The placing underwriting consortium is composed by the following institutions: Banco Santander Totta, Caixa Geral de Depósitos, Banco BPI, Banco Bilbao Vizcaya Argentina (Portugal), Banco Comercial Português and BNP Paribas (in Portugal).
In September 2007, the subsidiary Optimus – Telecomunicações, S.A., reimbursed its financing from European Investment Bank (BEI), in an amount of Euro 324 million.
With this refinancing, the group was able to, under the current favorable market conditions, increase the weighted average maturity, extinguish some of the contractual, financial and operational restrictions imposed by the previous Optimus contract and obtain higher efficiency in terms of the consolidated liquidity management.
These loans bear interest at market rates, indexed to the Euribor for the respective term, and were all contracted in Euros. Consequently, it is estimated that the fair value of those loans does not differ significantly from their market value.

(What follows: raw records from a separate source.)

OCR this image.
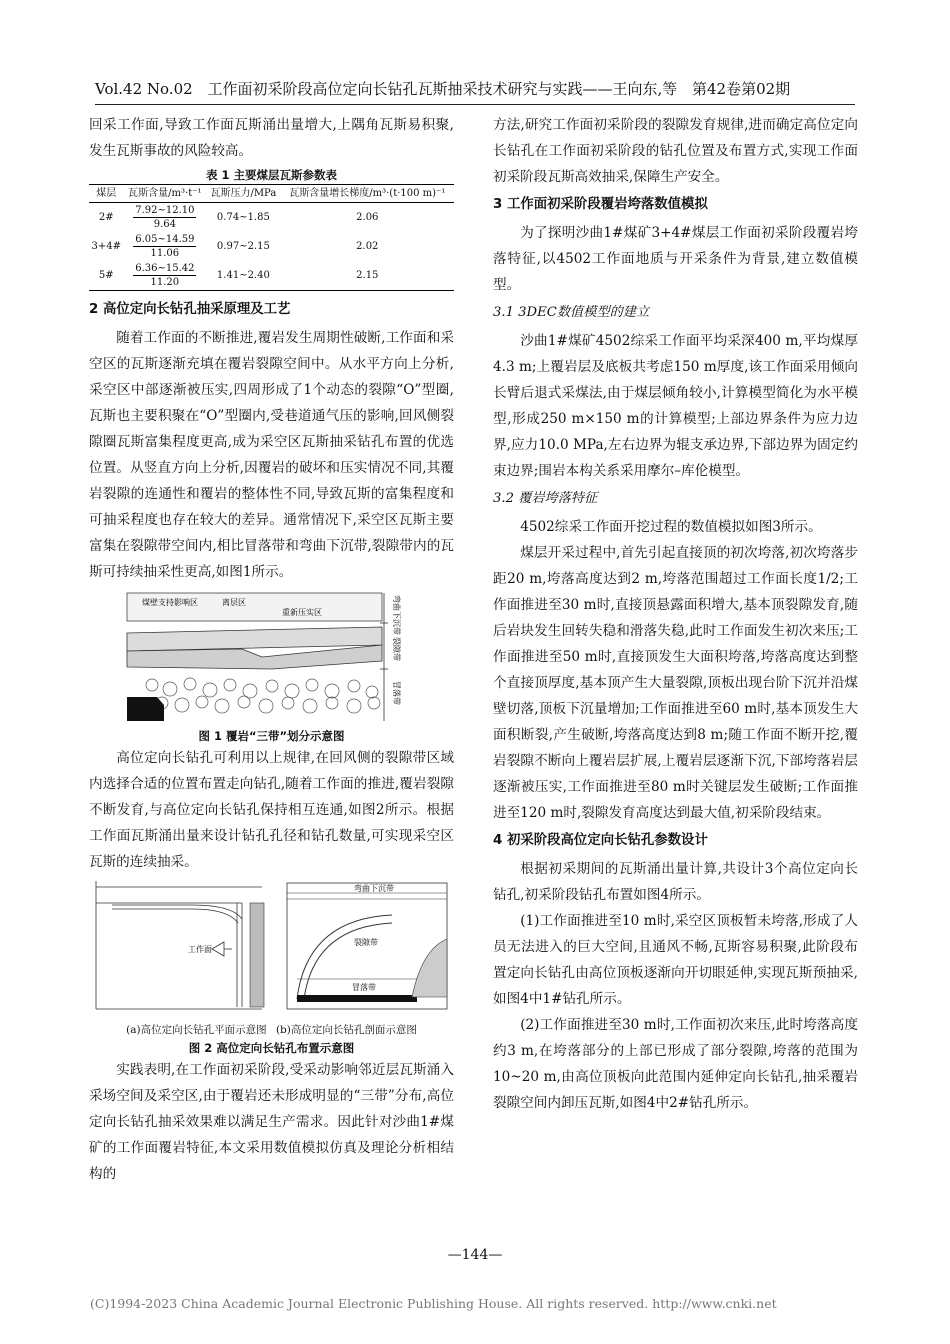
Vol.42 No.02 工作面初采阶段高位定向长钻孔瓦斯抽采技术研究与实践——王向东,等 第42卷第02期

回采工作面,导致工作面瓦斯涌出量增大,上隅角瓦斯易积聚,发生瓦斯事故的风险较高。

表 1 主要煤层瓦斯参数表
煤层	瓦斯含量/m³·t⁻¹	瓦斯压力/MPa	瓦斯含量增长梯度/m³·(t·100 m)⁻¹
2#	$\frac{7.92\sim 12.10}{9.64}$	0.74~1.85	2.06
3+4#	$\frac{6.05\sim 14.59}{11.06}$	0.97~2.15	2.02
5#	$\frac{6.36\sim 15.42}{11.20}$	1.41~2.40	2.15
2 高位定向长钻孔抽采原理及工艺

随着工作面的不断推进,覆岩发生周期性破断,工作面和采空区的瓦斯逐渐充填在覆岩裂隙空间中。从水平方向上分析,采空区中部逐渐被压实,四周形成了1个动态的裂隙“O”型圈,瓦斯也主要积聚在“O”型圈内,受巷道通气压的影响,回风侧裂隙圈瓦斯富集程度更高,成为采空区瓦斯抽采钻孔布置的优选位置。从竖直方向上分析,因覆岩的破坏和压实情况不同,其覆岩裂隙的连通性和覆岩的整体性不同,导致瓦斯的富集程度和可抽采程度也存在较大的差异。通常情况下,采空区瓦斯主要富集在裂隙带空间内,相比冒落带和弯曲下沉带,裂隙带内的瓦斯可持续抽采性更高,如图1所示。

煤壁支持影响区	离层区
重新压实区	弯曲下沉带
裂隙带
冒落带
图 1 覆岩“三带”划分示意图

高位定向长钻孔可利用以上规律,在回风侧的裂隙带区域内选择合适的位置布置走向钻孔,随着工作面的推进,覆岩裂隙不断发育,与高位定向长钻孔保持相互连通,如图2所示。根据工作面瓦斯涌出量来设计钻孔孔径和钻孔数量,可实现采空区瓦斯的连续抽采。

工作面
弯曲下沉带
裂隙带
冒落带
(a)高位定向长钻孔平面示意图 (b)高位定向长钻孔剖面示意图
图 2 高位定向长钻孔布置示意图

实践表明,在工作面初采阶段,受采动影响邻近层瓦斯涌入采场空间及采空区,由于覆岩还未形成明显的“三带”分布,高位定向长钻孔抽采效果难以满足生产需求。因此针对沙曲1#煤矿的工作面覆岩特征,本文采用数值模拟仿真及理论分析相结构的

方法,研究工作面初采阶段的裂隙发育规律,进而确定高位定向长钻孔在工作面初采阶段的钻孔位置及布置方式,实现工作面初采阶段瓦斯高效抽采,保障生产安全。

3 工作面初采阶段覆岩垮落数值模拟

为了探明沙曲1#煤矿3+4#煤层工作面初采阶段覆岩垮落特征,以4502工作面地质与开采条件为背景,建立数值模型。

3.1 3DEC数值模型的建立

沙曲1#煤矿4502综采工作面平均采深400 m,平均煤厚4.3 m;上覆岩层及底板共考虑150 m厚度,该工作面采用倾向长臂后退式采煤法,由于煤层倾角较小,计算模型简化为水平模型,形成250 m×150 m的计算模型;上部边界条件为应力边界,应力10.0 MPa,左右边界为辊支承边界,下部边界为固定约束边界;围岩本构关系采用摩尔–库伦模型。

3.2 覆岩垮落特征

4502综采工作面开挖过程的数值模拟如图3所示。

煤层开采过程中,首先引起直接顶的初次垮落,初次垮落步距20 m,垮落高度达到2 m,垮落范围超过工作面长度1/2;工作面推进至30 m时,直接顶悬露面积增大,基本顶裂隙发育,随后岩块发生回转失稳和滑落失稳,此时工作面发生初次来压;工作面推进至50 m时,直接顶发生大面积垮落,垮落高度达到整个直接顶厚度,基本顶产生大量裂隙,顶板出现台阶下沉并沿煤壁切落,顶板下沉量增加;工作面推进至60 m时,基本顶发生大面积断裂,产生破断,垮落高度达到8 m;随工作面不断开挖,覆岩裂隙不断向上覆岩层扩展,上覆岩层逐渐下沉,下部垮落岩层逐渐被压实,工作面推进至80 m时关键层发生破断;工作面推进至120 m时,裂隙发育高度达到最大值,初采阶段结束。

4 初采阶段高位定向长钻孔参数设计

根据初采期间的瓦斯涌出量计算,共设计3个高位定向长钻孔,初采阶段钻孔布置如图4所示。

(1)工作面推进至10 m时,采空区顶板暂未垮落,形成了人员无法进入的巨大空间,且通风不畅,瓦斯容易积聚,此阶段布置定向长钻孔由高位顶板逐渐向开切眼延伸,实现瓦斯预抽采,如图4中1#钻孔所示。

(2)工作面推进至30 m时,工作面初次来压,此时垮落高度约3 m,在垮落部分的上部已形成了部分裂隙,垮落的范围为10~20 m,由高位顶板向此范围内延伸定向长钻孔,抽采覆岩裂隙空间内卸压瓦斯,如图4中2#钻孔所示。

—144—
(C)1994-2023 China Academic Journal Electronic Publishing House. All rights reserved. http://www.cnki.net
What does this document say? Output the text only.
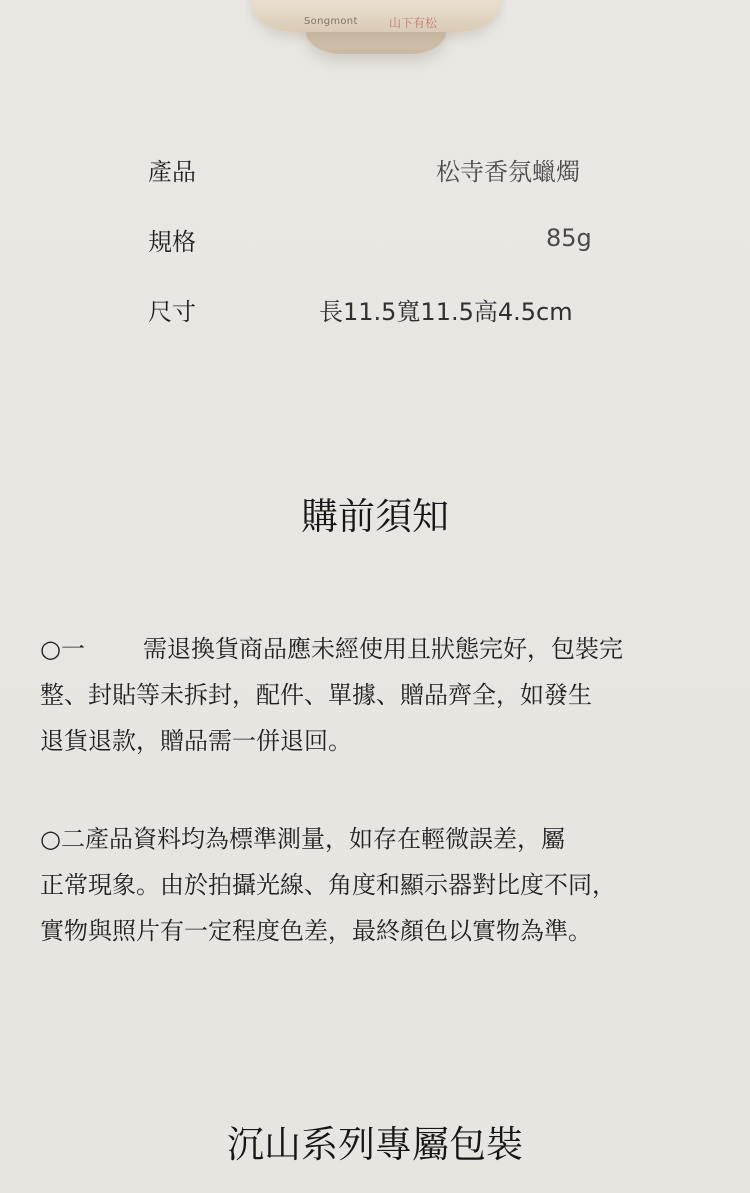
Songmont	山下有松
產品	松寺香氛蠟燭
規格	85g
尺寸	長11.5寬11.5高4.5cm
購前須知
○一 需退換貨商品應未經使用且狀態完好，包裝完
整、封貼等未拆封，配件、單據、贈品齊全，如發生
退貨退款，贈品需一併退回。
○二產品資料均為標準測量，如存在輕微誤差，屬
正常現象。由於拍攝光線、角度和顯示器對比度不同，
實物與照片有一定程度色差，最終顏色以實物為準。
沉山系列專屬包裝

The spread on the medium and long term loans is established between 22.5 and 87.5 basis points.
All the loans above are unsecured and the fulfillment of the obligations under these loans is exclusively guaranteed by the underlying activities and the companies respective cash flows.
At 30 June 2008 and 2007, the repayment schedule of medium and long term loans and of interests, for both bonds and commercial paper was as follows:
| 2008 | ||||||
|---|---|---|---|---|---|---|
| N+1 | N+2 | N+3 | N+4 | N+5 | After N+5 | |
| Bond Loan | ||||||
| Reimbursements | - | - | - | - | 150,000,000 | - |
| Interests | 9,153,050 | 9,153,050 | 9,153,050 | 9,178,058 | 8,902,967 | - |
| Commercial paper | ||||||
| Reimbursements | - | - | 57,500,000 | - | 150,000,000 | - |
| Interests | 9,781,390 | 9,781,390 | 8,669,902 | 7,149,334 | 605,545 | - |
| 18,934,440 | 18,934,440 | 75,322,952 | 16,327,392 | 309,508,512 | - | |
| 2007 | ||||||
| N+1 | N+2 | N+3 | N+4 | N+5 | After N+5 | |
| Bond Loan | ||||||
| Reimbursements | - | - | - | - | - | 150,000,000 |
| Interests | 7,765,718 | 7,744,500 | 7,744,500 | 7,744,500 | 7,765,718 | 7,553,540 |
| 7,765,718 | 7,744,500 | 7,744,500 | 7,744,500 | 7,765,718 | 157,553,540 |
Although the maturity of commercial paper issuance is six months, the counterparties assumed the placement and the maintenance of those limits for a period of five years.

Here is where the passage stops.